Biased or Flawed? Mitigating Stereotypes in Generative Language Models by Addressing Task-Specific Flaws
Akshita Jha, Sanchit Kabra, Chandan K. Reddy
TL;DR
The paper tackles the problem of confounding societal bias with task-specific reading comprehension flaws in generative language models. It distinguishes bias from flaws, establishes an evaluation framework with BBQ and SQuAD-v2, and introduces an instruction-tuning–based mitigation that uses general-purpose data to implicitly reduce stereotypical outputs while preserving model utility. Across multiple models and dimensions, the approach achieves substantial reductions in stereotypical bias (notably over 60%) and demonstrates improved handling of underinformative contexts, supported by ablations showing the value of ambiguous-context data and consistent instructions. The work provides a practical, model-agnostic mitigation pathway and highlights the importance of disentangling bias from flaws for targeted fairness improvements in downstream tasks.
Abstract
Recent studies have shown that generative language models often reflect and amplify societal biases in their outputs.
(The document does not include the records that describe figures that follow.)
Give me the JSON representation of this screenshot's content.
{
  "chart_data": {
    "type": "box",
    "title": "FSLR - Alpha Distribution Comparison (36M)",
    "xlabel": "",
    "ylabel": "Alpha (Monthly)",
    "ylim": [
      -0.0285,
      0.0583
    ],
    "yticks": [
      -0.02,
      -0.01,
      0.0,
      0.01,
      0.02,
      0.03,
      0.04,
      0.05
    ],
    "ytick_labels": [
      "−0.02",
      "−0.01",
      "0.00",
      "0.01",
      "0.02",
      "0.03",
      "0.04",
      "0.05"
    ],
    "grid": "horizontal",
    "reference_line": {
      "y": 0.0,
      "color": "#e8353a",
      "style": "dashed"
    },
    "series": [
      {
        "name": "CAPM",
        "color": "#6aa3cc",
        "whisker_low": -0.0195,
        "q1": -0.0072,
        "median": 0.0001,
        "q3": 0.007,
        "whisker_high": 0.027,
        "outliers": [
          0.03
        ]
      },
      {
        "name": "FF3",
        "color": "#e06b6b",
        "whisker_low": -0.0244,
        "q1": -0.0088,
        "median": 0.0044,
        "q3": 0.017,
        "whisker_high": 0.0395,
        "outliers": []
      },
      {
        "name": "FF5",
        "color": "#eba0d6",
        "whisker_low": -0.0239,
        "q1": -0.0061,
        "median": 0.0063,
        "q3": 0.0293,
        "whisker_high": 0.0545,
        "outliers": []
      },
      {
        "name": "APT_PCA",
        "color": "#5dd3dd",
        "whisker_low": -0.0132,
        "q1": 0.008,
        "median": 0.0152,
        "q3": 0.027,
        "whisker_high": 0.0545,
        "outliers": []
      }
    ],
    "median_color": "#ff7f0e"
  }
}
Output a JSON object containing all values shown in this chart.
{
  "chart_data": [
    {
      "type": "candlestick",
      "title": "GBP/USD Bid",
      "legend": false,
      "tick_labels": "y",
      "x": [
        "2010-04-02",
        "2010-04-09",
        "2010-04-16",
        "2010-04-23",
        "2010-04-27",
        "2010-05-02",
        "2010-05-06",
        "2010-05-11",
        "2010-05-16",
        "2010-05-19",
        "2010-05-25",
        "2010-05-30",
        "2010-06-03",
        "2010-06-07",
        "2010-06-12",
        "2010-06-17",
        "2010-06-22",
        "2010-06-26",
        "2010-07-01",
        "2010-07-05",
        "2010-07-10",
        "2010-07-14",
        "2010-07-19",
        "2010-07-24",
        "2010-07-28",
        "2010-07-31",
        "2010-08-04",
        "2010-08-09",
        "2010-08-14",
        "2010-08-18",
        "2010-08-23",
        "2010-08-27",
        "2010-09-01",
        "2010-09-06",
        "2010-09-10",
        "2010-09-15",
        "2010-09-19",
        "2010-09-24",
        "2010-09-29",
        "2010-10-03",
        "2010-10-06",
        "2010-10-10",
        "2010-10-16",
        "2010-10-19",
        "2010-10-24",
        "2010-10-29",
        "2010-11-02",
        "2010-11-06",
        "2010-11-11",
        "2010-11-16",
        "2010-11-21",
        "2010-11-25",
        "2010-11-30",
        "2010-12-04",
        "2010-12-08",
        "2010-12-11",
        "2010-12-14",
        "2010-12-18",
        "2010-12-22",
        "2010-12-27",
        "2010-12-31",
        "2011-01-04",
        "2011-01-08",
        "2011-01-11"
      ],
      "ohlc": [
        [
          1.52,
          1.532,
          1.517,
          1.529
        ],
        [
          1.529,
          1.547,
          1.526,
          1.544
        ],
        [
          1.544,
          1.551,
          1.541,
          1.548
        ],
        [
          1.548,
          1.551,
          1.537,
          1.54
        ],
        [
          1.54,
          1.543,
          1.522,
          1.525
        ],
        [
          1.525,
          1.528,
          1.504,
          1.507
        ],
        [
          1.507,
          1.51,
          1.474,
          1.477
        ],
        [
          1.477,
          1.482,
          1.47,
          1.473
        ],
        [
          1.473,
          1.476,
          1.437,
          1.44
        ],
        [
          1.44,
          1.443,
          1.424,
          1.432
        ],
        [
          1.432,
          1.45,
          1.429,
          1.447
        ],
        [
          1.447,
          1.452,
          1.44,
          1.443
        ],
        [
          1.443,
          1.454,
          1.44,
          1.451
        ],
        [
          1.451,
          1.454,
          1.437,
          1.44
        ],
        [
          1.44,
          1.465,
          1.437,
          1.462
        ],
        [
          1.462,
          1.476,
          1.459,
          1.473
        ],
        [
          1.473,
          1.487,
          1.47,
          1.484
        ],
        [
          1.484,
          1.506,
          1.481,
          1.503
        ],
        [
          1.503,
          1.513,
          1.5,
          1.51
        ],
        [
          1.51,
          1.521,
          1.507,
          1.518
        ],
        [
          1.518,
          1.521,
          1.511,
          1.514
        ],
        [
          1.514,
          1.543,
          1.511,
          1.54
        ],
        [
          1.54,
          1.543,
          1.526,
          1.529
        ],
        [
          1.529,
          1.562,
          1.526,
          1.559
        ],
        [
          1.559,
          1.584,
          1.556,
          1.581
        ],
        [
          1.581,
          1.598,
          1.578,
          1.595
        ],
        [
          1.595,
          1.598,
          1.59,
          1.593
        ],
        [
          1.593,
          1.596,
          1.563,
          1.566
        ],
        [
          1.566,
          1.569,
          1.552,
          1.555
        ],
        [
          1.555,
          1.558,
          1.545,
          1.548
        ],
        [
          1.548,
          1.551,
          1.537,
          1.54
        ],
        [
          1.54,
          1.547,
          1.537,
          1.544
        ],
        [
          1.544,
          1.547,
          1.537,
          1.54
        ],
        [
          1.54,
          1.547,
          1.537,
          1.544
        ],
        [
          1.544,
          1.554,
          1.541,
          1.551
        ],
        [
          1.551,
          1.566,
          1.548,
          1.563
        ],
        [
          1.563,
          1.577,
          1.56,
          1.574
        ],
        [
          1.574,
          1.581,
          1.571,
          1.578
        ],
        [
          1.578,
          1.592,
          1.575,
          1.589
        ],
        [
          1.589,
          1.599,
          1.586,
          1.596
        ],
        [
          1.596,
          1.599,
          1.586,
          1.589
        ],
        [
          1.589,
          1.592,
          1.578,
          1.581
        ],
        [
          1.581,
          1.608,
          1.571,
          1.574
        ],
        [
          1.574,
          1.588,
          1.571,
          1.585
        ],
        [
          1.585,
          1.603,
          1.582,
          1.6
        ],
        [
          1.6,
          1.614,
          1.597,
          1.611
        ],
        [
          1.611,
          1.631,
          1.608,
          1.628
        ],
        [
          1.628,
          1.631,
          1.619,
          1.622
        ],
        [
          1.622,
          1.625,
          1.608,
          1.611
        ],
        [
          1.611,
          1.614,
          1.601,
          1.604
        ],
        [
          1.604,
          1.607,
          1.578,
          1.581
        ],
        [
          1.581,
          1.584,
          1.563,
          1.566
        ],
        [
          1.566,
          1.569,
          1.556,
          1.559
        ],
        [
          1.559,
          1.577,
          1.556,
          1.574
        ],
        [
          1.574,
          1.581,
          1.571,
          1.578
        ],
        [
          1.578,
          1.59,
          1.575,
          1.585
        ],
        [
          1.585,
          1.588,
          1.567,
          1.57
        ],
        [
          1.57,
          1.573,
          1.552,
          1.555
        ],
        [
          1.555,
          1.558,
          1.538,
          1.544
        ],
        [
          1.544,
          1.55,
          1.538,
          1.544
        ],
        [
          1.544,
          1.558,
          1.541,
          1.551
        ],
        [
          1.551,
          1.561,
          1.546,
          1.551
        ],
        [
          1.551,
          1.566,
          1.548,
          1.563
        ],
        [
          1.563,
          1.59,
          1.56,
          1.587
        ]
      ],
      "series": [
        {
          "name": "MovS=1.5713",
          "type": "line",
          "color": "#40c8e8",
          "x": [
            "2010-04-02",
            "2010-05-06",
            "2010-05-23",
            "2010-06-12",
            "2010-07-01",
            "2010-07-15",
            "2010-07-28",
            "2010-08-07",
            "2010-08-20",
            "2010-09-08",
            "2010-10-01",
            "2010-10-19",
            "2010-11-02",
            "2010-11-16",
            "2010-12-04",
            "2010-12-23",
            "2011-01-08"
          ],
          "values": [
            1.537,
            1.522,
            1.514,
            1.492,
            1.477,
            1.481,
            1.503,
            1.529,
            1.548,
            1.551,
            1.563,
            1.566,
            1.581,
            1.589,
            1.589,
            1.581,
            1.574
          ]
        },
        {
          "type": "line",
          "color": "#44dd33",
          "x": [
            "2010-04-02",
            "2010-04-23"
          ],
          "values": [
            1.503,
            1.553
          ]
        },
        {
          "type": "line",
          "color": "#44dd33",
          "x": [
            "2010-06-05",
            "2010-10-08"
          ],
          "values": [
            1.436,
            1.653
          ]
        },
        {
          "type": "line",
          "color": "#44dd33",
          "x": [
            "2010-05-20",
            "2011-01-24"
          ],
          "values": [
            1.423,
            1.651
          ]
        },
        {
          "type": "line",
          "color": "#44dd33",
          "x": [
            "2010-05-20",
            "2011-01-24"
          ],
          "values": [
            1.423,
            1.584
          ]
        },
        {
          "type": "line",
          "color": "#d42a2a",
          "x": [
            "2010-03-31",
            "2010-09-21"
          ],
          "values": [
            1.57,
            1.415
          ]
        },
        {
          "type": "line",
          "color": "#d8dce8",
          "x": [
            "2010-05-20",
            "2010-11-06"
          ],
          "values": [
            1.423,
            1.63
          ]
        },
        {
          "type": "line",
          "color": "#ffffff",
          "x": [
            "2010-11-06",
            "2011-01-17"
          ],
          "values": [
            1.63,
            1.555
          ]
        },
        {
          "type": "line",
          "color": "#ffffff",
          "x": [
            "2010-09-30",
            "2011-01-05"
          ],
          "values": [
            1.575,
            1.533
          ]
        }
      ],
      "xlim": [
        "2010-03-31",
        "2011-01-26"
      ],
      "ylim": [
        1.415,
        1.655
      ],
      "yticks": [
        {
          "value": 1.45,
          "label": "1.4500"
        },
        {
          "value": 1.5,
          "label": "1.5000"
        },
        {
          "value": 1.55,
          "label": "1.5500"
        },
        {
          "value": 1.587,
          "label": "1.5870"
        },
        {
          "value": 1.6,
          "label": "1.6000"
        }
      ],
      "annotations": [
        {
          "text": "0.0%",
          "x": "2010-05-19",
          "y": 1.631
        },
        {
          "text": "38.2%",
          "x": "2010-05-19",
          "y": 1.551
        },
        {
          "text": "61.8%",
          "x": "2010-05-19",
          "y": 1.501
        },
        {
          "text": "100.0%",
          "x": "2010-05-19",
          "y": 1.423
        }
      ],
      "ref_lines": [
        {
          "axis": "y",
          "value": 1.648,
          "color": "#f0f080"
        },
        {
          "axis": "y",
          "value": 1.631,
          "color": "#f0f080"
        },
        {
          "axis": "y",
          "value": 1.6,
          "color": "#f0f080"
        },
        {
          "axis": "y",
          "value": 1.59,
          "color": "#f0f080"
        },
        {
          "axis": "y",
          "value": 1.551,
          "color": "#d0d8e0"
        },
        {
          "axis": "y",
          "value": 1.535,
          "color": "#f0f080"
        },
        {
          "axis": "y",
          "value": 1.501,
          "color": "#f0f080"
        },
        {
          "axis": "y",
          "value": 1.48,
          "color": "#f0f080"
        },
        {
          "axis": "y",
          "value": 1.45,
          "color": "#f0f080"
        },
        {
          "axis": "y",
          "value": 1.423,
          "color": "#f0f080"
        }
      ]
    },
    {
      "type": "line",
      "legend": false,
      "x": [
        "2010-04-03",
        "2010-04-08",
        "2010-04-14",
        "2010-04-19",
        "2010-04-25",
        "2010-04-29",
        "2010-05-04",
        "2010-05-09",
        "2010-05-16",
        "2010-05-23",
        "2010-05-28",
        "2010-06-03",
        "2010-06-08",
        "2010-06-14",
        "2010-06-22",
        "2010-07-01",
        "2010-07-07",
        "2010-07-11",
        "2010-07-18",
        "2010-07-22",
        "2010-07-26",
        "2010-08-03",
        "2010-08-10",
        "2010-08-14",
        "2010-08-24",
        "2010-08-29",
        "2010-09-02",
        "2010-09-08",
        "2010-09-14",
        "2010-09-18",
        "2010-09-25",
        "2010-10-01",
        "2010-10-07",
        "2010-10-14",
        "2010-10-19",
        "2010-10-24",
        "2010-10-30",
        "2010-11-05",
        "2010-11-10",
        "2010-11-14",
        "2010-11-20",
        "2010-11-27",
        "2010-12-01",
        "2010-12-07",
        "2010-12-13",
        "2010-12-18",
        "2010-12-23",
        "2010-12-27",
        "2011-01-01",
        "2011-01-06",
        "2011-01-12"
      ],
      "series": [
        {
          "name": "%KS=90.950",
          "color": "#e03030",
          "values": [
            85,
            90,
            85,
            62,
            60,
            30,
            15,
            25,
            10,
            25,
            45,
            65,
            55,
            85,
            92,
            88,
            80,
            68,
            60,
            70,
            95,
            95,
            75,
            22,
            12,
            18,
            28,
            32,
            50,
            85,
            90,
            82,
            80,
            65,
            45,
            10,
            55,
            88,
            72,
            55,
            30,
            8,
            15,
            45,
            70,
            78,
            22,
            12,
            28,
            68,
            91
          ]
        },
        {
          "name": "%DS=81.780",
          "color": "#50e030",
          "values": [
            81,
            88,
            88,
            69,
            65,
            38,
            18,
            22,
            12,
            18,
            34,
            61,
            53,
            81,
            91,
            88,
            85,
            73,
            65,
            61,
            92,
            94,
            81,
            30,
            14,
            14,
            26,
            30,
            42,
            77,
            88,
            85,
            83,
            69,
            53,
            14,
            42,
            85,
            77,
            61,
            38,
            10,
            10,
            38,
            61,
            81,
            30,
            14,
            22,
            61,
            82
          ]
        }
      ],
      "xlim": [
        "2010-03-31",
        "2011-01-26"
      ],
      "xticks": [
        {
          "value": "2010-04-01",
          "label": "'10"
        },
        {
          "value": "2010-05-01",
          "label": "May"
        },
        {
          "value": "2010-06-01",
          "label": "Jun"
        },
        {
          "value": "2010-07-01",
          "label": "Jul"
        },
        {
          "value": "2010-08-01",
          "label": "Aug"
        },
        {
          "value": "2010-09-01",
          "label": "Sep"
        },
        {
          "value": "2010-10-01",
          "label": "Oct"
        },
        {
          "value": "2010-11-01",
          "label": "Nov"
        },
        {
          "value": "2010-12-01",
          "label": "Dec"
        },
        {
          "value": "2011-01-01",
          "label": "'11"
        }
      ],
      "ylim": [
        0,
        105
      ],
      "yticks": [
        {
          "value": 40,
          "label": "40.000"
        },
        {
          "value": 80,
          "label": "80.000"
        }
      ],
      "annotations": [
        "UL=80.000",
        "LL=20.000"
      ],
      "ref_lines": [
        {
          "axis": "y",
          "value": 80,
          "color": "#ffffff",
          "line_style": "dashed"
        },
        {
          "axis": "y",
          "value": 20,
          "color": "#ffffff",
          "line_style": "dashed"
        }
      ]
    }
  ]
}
However, these studies frequently conflate observed biases with other task-specific shortcomings, such as comprehension failure. For example, when a model misinterprets a text and produces a response that reinforces a stereotype, it becomes difficult to determine whether the issue arises from inherent bias or from a misunderstanding of the given content. In this paper, we conduct a multi-faceted evaluation that distinctly disentangles bias from flaws within the reading comprehension task. We propose a targeted stereotype mitigation framework that implicitly mitigates observed stereotypes in generative models through instruction-tuning on general-purpose datasets. We reduce stereotypical outputs by over 60% across multiple dimensions -- including nationality, age, gender, disability, and physical appearance -- by addressing comprehension-based failures, and without relying on explicit debiasing techniques. We evaluate several state-of-the-art generative models to demonstrate the effectiveness of our approach while maintaining the overall utility. Our findings highlight the need to critically disentangle the concept of `bias' from other types of errors to build more targeted and effective mitigation strategies. CONTENT WARNING: Some examples contain offensive stereotypes.